Ceremony honors old, new Joint Chiefs chairmen

With full military fanfare -- gun salutes, fife and drum corps, brass bands, a flyover and presidential praise -- the nation bid farewell to its top military man and honored his successor Friday.
Adm. Mike Mullen has been Joint Chiefs of Staff chairman, the president's top military adviser, since October of 2007.
Army Gen. Marty Dempsey takes his place.
"As the new secretary of defense, I am confident of the future because we have the strongest military force in our history -- and it is strong because we can replace one great warrior with another," Leon Panetta said during the 90-minute Hail and Farwell ceremony on the Fort Myer parade ground across the river from Washington..

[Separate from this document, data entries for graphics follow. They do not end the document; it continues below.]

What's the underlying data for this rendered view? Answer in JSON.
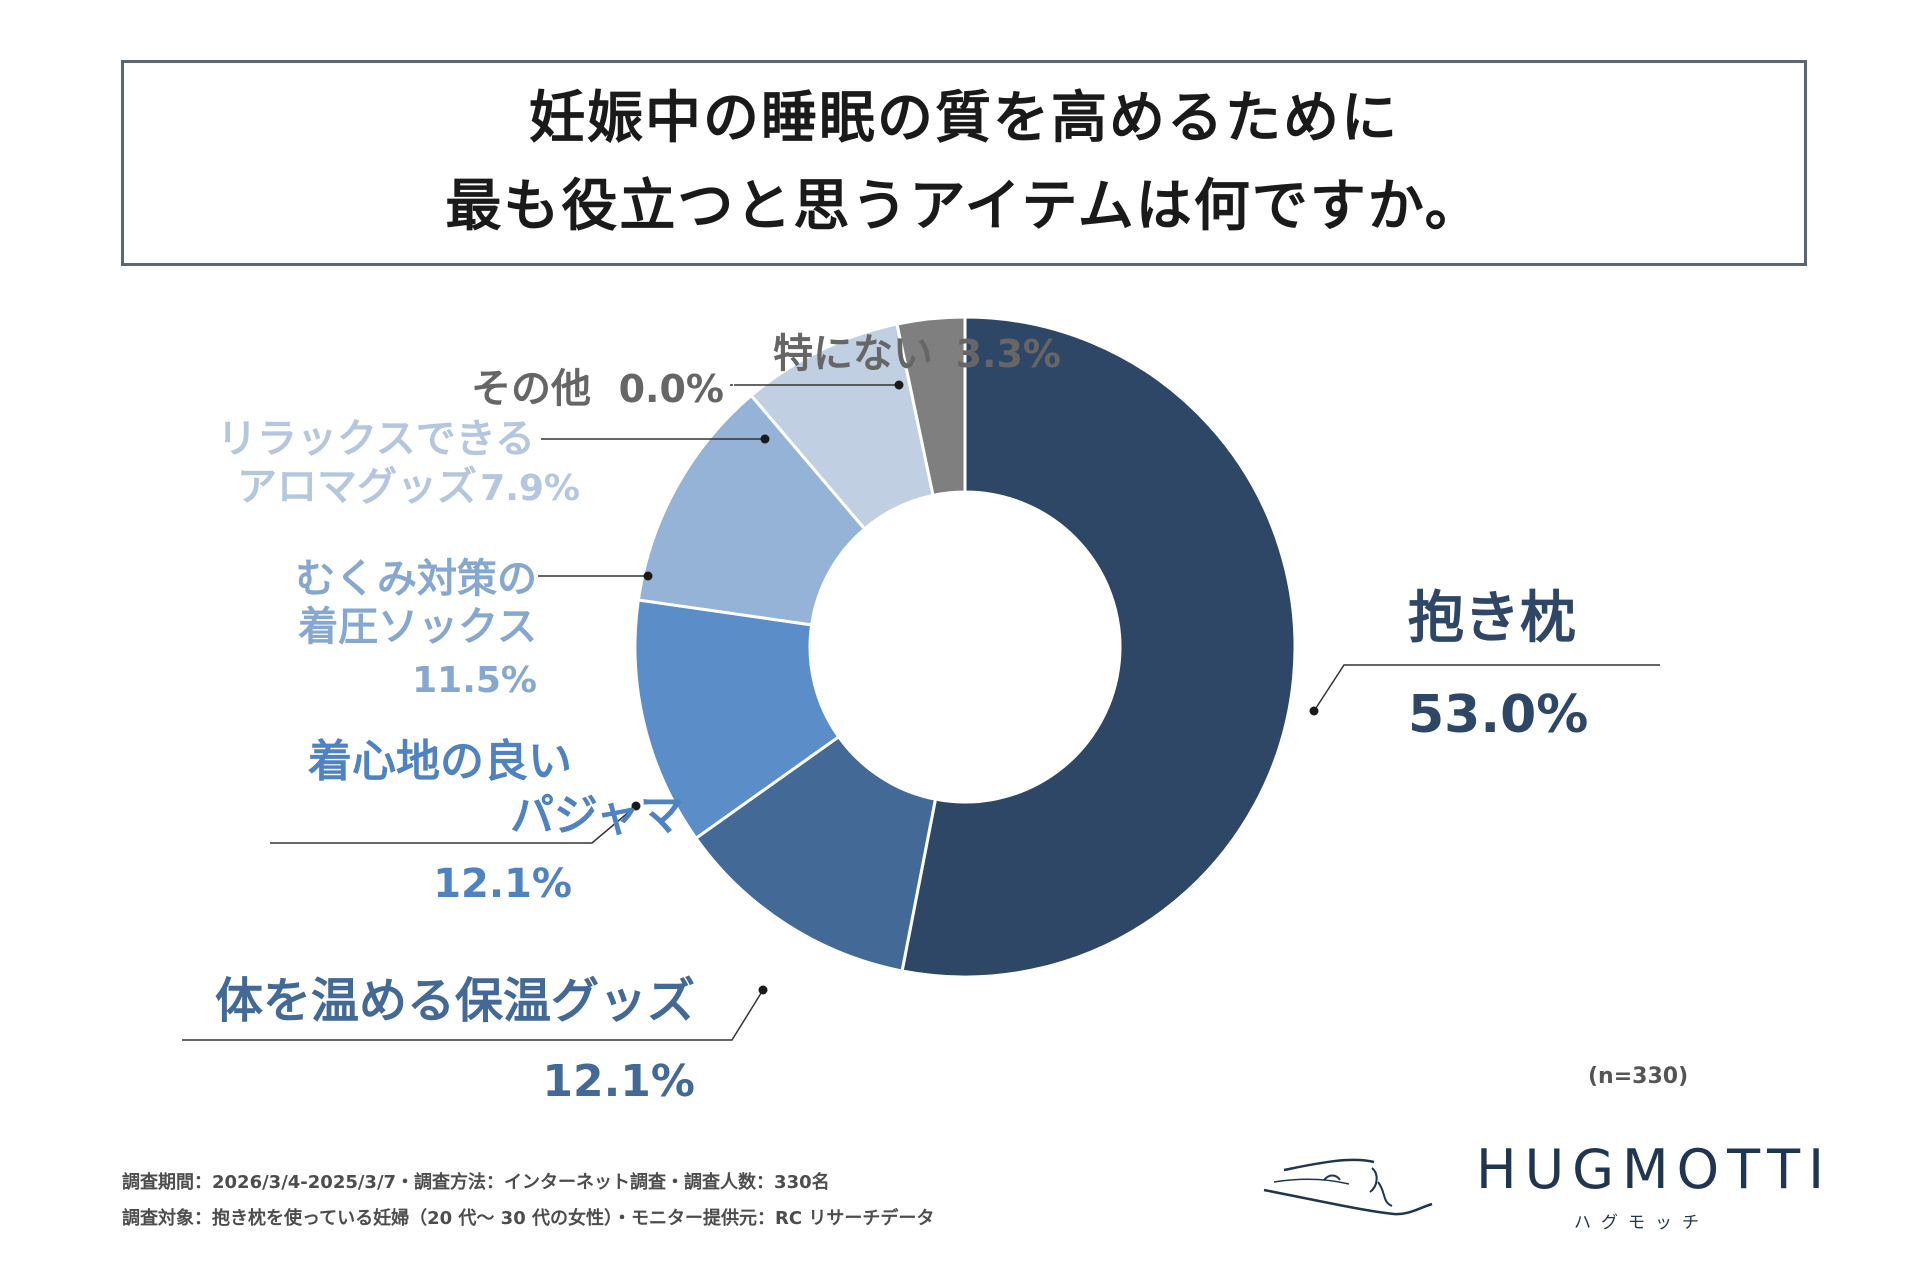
{
  "title": {
    "line1": "妊娠中の睡眠の質を高めるために",
    "line2": "最も役立つと思うアイテムは何ですか。"
  },
  "chart_data": {
    "type": "pie",
    "donut": true,
    "sample_note": "(n=330)",
    "slices": [
      {
        "label_lines": [
          "抱き枕"
        ],
        "value": 53.0,
        "value_text": "53.0%",
        "color": "#2f4766"
      },
      {
        "label_lines": [
          "体を温める保温グッズ"
        ],
        "value": 12.1,
        "value_text": "12.1%",
        "color": "#436a96"
      },
      {
        "label_lines": [
          "着心地の良い",
          "パジャマ"
        ],
        "value": 12.1,
        "value_text": "12.1%",
        "color": "#5b8dc8"
      },
      {
        "label_lines": [
          "むくみ対策の",
          "着圧ソックス"
        ],
        "value": 11.5,
        "value_text": "11.5%",
        "color": "#94b3d7"
      },
      {
        "label_lines": [
          "リラックスできる",
          "アロマグッズ"
        ],
        "value": 7.9,
        "value_text": "7.9%",
        "color": "#c0d0e2"
      },
      {
        "label_lines": [
          "その他"
        ],
        "value": 0.0,
        "value_text": "0.0%",
        "color": "#9a9a9a"
      },
      {
        "label_lines": [
          "特にない"
        ],
        "value": 3.3,
        "value_text": "3.3%",
        "color": "#7f7f7f"
      }
    ]
  },
  "footer": {
    "line1": "調査期間：2026/3/4-2025/3/7・調査方法：インターネット調査・調査人数：330名",
    "line2": "調査対象：抱き枕を使っている妊婦（20 代〜 30 代の女性）・モニター提供元：RC リサーチデータ"
  },
  "logo": {
    "name": "HUGMOTTI",
    "kana": "ハグモッチ"
  }
}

It wasn't just the October sun that brightened the day for Mullen. It was also the lengthy praise from the president and from the military he had served for 43 years, as well as the day's latest success in the terrorism fight -- the successful take-down of al Qaeda leader Anwar al-Awlaki.
Obama pointed to Mullen's leadership, from all the advice he provided in the Oval Office about the nation's two wars, to his crucial testimony to Congress that the country should end its ban on gays and lesbians serving open in the military. "Mike, as you look back at your four consequential years as chairman and your four decades in uniform, be assured: Our military is stronger and our nation is more secure because of the service that you have rendered."

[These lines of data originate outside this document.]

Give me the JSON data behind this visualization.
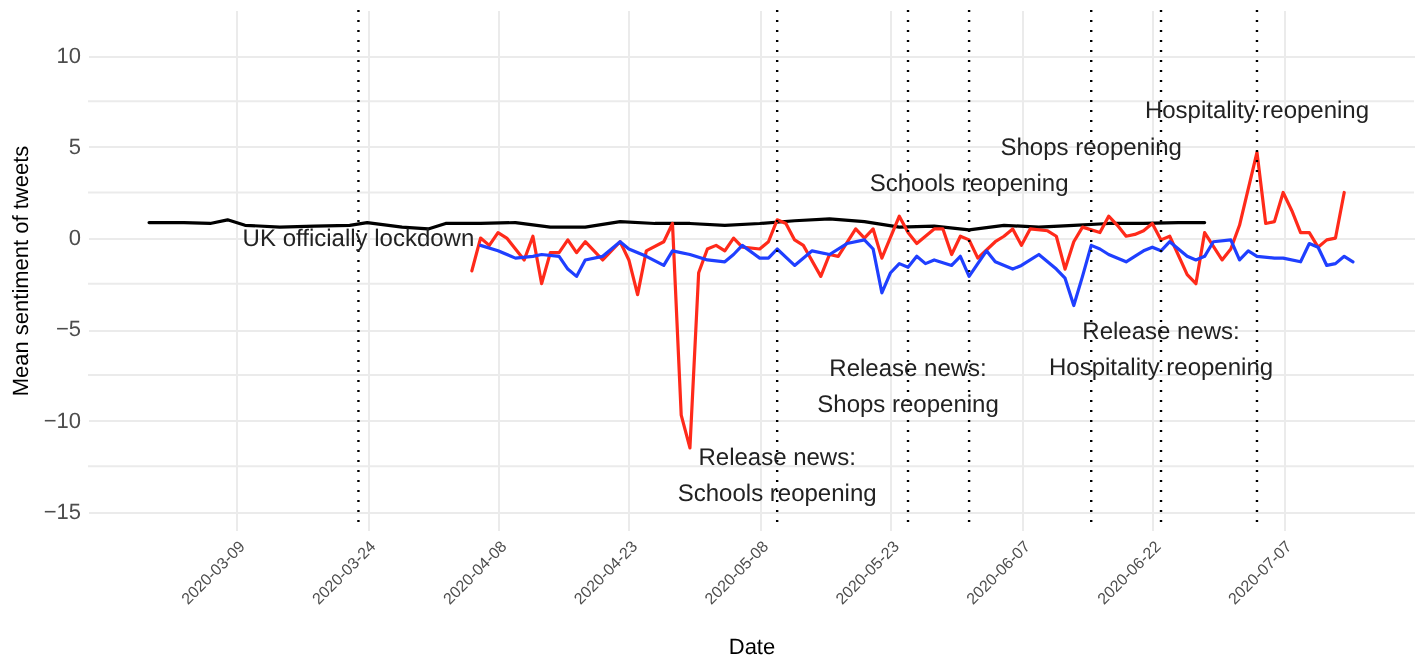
{
  "chart_data": {
    "type": "line",
    "xlabel": "Date",
    "ylabel": "Mean sentiment of tweets",
    "xlim": [
      "2020-02-21",
      "2020-07-22"
    ],
    "ylim": [
      -16,
      12.5
    ],
    "xticks": [
      "2020-03-09",
      "2020-03-24",
      "2020-04-08",
      "2020-04-23",
      "2020-05-08",
      "2020-05-23",
      "2020-06-07",
      "2020-06-22",
      "2020-07-07"
    ],
    "yticks": [
      -15,
      {
        "value": -12.5,
        "label": null
      },
      -10,
      {
        "value": -7.5,
        "label": null
      },
      -5,
      {
        "value": -2.5,
        "label": null
      },
      0,
      {
        "value": 2.5,
        "label": null
      },
      5,
      {
        "value": 7.5,
        "label": null
      },
      10
    ],
    "grid": true,
    "legend": false,
    "marker": "none",
    "line_style": "solid",
    "series": [
      {
        "color": "#000000",
        "x": [
          "2020-02-28",
          "2020-03-03",
          "2020-03-06",
          "2020-03-08",
          "2020-03-10",
          "2020-03-14",
          "2020-03-18",
          "2020-03-22",
          "2020-03-24",
          "2020-03-28",
          "2020-03-31",
          "2020-04-02",
          "2020-04-06",
          "2020-04-10",
          "2020-04-14",
          "2020-04-18",
          "2020-04-22",
          "2020-04-26",
          "2020-04-30",
          "2020-05-04",
          "2020-05-08",
          "2020-05-12",
          "2020-05-16",
          "2020-05-20",
          "2020-05-24",
          "2020-05-28",
          "2020-06-01",
          "2020-06-05",
          "2020-06-09",
          "2020-06-13",
          "2020-06-17",
          "2020-06-21",
          "2020-06-25",
          "2020-06-28"
        ],
        "values": [
          0.85,
          0.85,
          0.8,
          1.0,
          0.7,
          0.6,
          0.65,
          0.7,
          0.85,
          0.6,
          0.5,
          0.8,
          0.8,
          0.85,
          0.6,
          0.6,
          0.9,
          0.8,
          0.8,
          0.7,
          0.8,
          0.95,
          1.05,
          0.9,
          0.6,
          0.65,
          0.45,
          0.7,
          0.6,
          0.7,
          0.8,
          0.8,
          0.85,
          0.85
        ]
      },
      {
        "color": "#ff2a1a",
        "x": [
          "2020-04-05",
          "2020-04-06",
          "2020-04-07",
          "2020-04-08",
          "2020-04-09",
          "2020-04-11",
          "2020-04-12",
          "2020-04-13",
          "2020-04-14",
          "2020-04-15",
          "2020-04-16",
          "2020-04-17",
          "2020-04-18",
          "2020-04-20",
          "2020-04-22",
          "2020-04-23",
          "2020-04-24",
          "2020-04-25",
          "2020-04-27",
          "2020-04-28",
          "2020-04-29",
          "2020-04-30",
          "2020-05-01",
          "2020-05-02",
          "2020-05-03",
          "2020-05-04",
          "2020-05-05",
          "2020-05-06",
          "2020-05-08",
          "2020-05-09",
          "2020-05-10",
          "2020-05-11",
          "2020-05-12",
          "2020-05-13",
          "2020-05-15",
          "2020-05-16",
          "2020-05-17",
          "2020-05-19",
          "2020-05-20",
          "2020-05-21",
          "2020-05-22",
          "2020-05-24",
          "2020-05-25",
          "2020-05-26",
          "2020-05-28",
          "2020-05-29",
          "2020-05-30",
          "2020-05-31",
          "2020-06-01",
          "2020-06-02",
          "2020-06-04",
          "2020-06-05",
          "2020-06-06",
          "2020-06-07",
          "2020-06-08",
          "2020-06-10",
          "2020-06-11",
          "2020-06-12",
          "2020-06-13",
          "2020-06-14",
          "2020-06-16",
          "2020-06-17",
          "2020-06-18",
          "2020-06-19",
          "2020-06-20",
          "2020-06-21",
          "2020-06-22",
          "2020-06-23",
          "2020-06-24",
          "2020-06-26",
          "2020-06-27",
          "2020-06-28",
          "2020-06-30",
          "2020-07-01",
          "2020-07-02",
          "2020-07-04",
          "2020-07-05",
          "2020-07-06",
          "2020-07-07",
          "2020-07-08",
          "2020-07-09",
          "2020-07-10",
          "2020-07-11",
          "2020-07-12",
          "2020-07-13",
          "2020-07-14"
        ],
        "values": [
          -1.8,
          0.0,
          -0.4,
          0.3,
          0.0,
          -1.2,
          0.1,
          -2.5,
          -0.8,
          -0.8,
          -0.1,
          -0.8,
          -0.2,
          -1.2,
          -0.2,
          -1.2,
          -3.1,
          -0.7,
          -0.2,
          0.8,
          -9.7,
          -11.5,
          -1.9,
          -0.6,
          -0.4,
          -0.7,
          0.0,
          -0.5,
          -0.6,
          -0.2,
          1.0,
          0.8,
          -0.1,
          -0.4,
          -2.1,
          -0.9,
          -1.0,
          0.5,
          0.0,
          0.5,
          -1.1,
          1.2,
          0.3,
          -0.3,
          0.5,
          0.5,
          -0.9,
          0.1,
          -0.1,
          -1.1,
          -0.2,
          0.1,
          0.5,
          -0.4,
          0.5,
          0.4,
          0.1,
          -1.7,
          -0.2,
          0.6,
          0.3,
          1.2,
          0.7,
          0.1,
          0.2,
          0.4,
          0.8,
          -0.1,
          0.1,
          -2.0,
          -2.5,
          0.3,
          -1.2,
          -0.6,
          0.7,
          4.7,
          0.8,
          0.9,
          2.5,
          1.5,
          0.3,
          0.3,
          -0.5,
          -0.1,
          0.0,
          2.5
        ]
      },
      {
        "color": "#1f3fff",
        "x": [
          "2020-04-06",
          "2020-04-08",
          "2020-04-10",
          "2020-04-12",
          "2020-04-13",
          "2020-04-15",
          "2020-04-16",
          "2020-04-17",
          "2020-04-18",
          "2020-04-20",
          "2020-04-22",
          "2020-04-23",
          "2020-04-25",
          "2020-04-27",
          "2020-04-28",
          "2020-04-30",
          "2020-05-02",
          "2020-05-04",
          "2020-05-05",
          "2020-05-06",
          "2020-05-08",
          "2020-05-09",
          "2020-05-10",
          "2020-05-12",
          "2020-05-14",
          "2020-05-16",
          "2020-05-18",
          "2020-05-20",
          "2020-05-21",
          "2020-05-22",
          "2020-05-23",
          "2020-05-24",
          "2020-05-25",
          "2020-05-26",
          "2020-05-27",
          "2020-05-28",
          "2020-05-30",
          "2020-05-31",
          "2020-06-01",
          "2020-06-03",
          "2020-06-04",
          "2020-06-06",
          "2020-06-07",
          "2020-06-09",
          "2020-06-11",
          "2020-06-12",
          "2020-06-13",
          "2020-06-14",
          "2020-06-15",
          "2020-06-16",
          "2020-06-17",
          "2020-06-19",
          "2020-06-21",
          "2020-06-22",
          "2020-06-23",
          "2020-06-24",
          "2020-06-26",
          "2020-06-27",
          "2020-06-28",
          "2020-06-29",
          "2020-07-01",
          "2020-07-02",
          "2020-07-03",
          "2020-07-04",
          "2020-07-06",
          "2020-07-07",
          "2020-07-09",
          "2020-07-10",
          "2020-07-11",
          "2020-07-12",
          "2020-07-13",
          "2020-07-14",
          "2020-07-15"
        ],
        "values": [
          -0.4,
          -0.7,
          -1.1,
          -1.0,
          -0.9,
          -1.0,
          -1.7,
          -2.1,
          -1.2,
          -1.0,
          -0.2,
          -0.6,
          -1.0,
          -1.5,
          -0.7,
          -0.9,
          -1.2,
          -1.3,
          -0.9,
          -0.4,
          -1.1,
          -1.1,
          -0.6,
          -1.5,
          -0.7,
          -0.9,
          -0.3,
          -0.1,
          -0.6,
          -3.0,
          -1.9,
          -1.4,
          -1.6,
          -1.0,
          -1.4,
          -1.2,
          -1.5,
          -1.0,
          -2.1,
          -0.7,
          -1.3,
          -1.7,
          -1.5,
          -0.9,
          -1.7,
          -2.2,
          -3.7,
          -2.1,
          -0.4,
          -0.6,
          -0.9,
          -1.3,
          -0.7,
          -0.5,
          -0.7,
          -0.2,
          -1.0,
          -1.2,
          -1.0,
          -0.2,
          -0.1,
          -1.2,
          -0.7,
          -1.0,
          -1.1,
          -1.1,
          -1.3,
          -0.3,
          -0.5,
          -1.5,
          -1.4,
          -1.0,
          -1.3
        ]
      }
    ],
    "ref_lines": [
      {
        "axis": "x",
        "value": "2020-03-23",
        "line_style": "dotted"
      },
      {
        "axis": "x",
        "value": "2020-05-10",
        "line_style": "dotted"
      },
      {
        "axis": "x",
        "value": "2020-05-25",
        "line_style": "dotted"
      },
      {
        "axis": "x",
        "value": "2020-06-01",
        "line_style": "dotted"
      },
      {
        "axis": "x",
        "value": "2020-06-15",
        "line_style": "dotted"
      },
      {
        "axis": "x",
        "value": "2020-06-23",
        "line_style": "dotted"
      },
      {
        "axis": "x",
        "value": "2020-07-04",
        "line_style": "dotted"
      }
    ],
    "annotations": [
      {
        "text": "UK officially lockdown",
        "x": "2020-03-23",
        "y": 0
      },
      {
        "text": "Release news:\nSchools reopening",
        "x": "2020-05-10",
        "y": -12
      },
      {
        "text": "Release news:\nShops reopening",
        "x": "2020-05-25",
        "y": -7.1
      },
      {
        "text": "Schools reopening",
        "x": "2020-06-01",
        "y": 3
      },
      {
        "text": "Shops reopening",
        "x": "2020-06-15",
        "y": 5
      },
      {
        "text": "Release news:\nHospitality reopening",
        "x": "2020-06-23",
        "y": -5.1
      },
      {
        "text": "Hospitality reopening",
        "x": "2020-07-04",
        "y": 7
      }
    ]
  }
}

Mullen, the son of a Hollywood publicist, is a master of self-deprecating humor. He drew laughter from the crowd when he told a story of how he had been mistakenly identified at a party as the former general, and now CIA director, David Petraeus. And he said that White House meetings went better if participants didn't criticize the president's baseball team, the Chicago White Sox.
"And he really likes it when you laugh at his jokes. It just makes the meeting go better." Mullen said.

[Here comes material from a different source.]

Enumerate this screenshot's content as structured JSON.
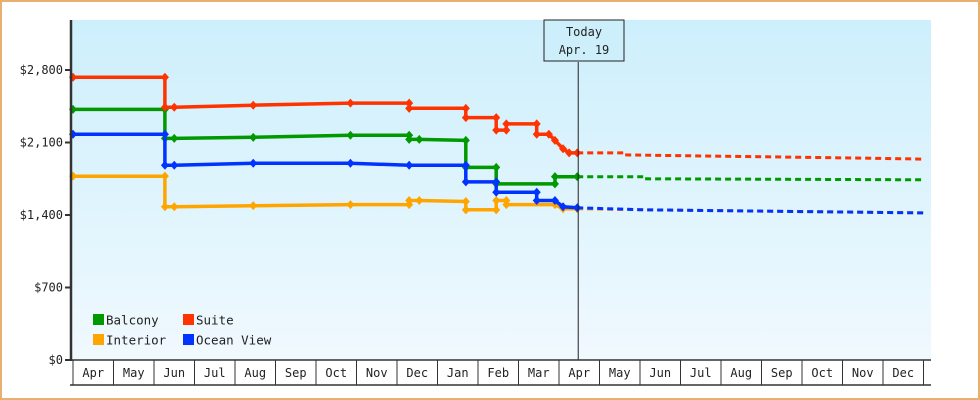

Mullen never misses a chance to make a point, hammering a favorite theme, that the American public must become more connected to its military personnel when they come home, giving them a chance, a job, an education.
"Welcome them back to those places, not with bands and bunting or yellow ribbons, but with the solemn recognition that they have done your bidding, they have represented you well, they have carried the best of you and of this country into battle," Mullen said. "They have done things and seen things and bear things in their souls that you cannot know."
Panetta praised Mullen's hard work and dogged persistence. "His leadership, his influence, his honest candor, his compassion and his outspoken concern for our troops have set an exceptionally high standard for the responsibilities and performance of a chairman of the Joint Chiefs," Panetta said.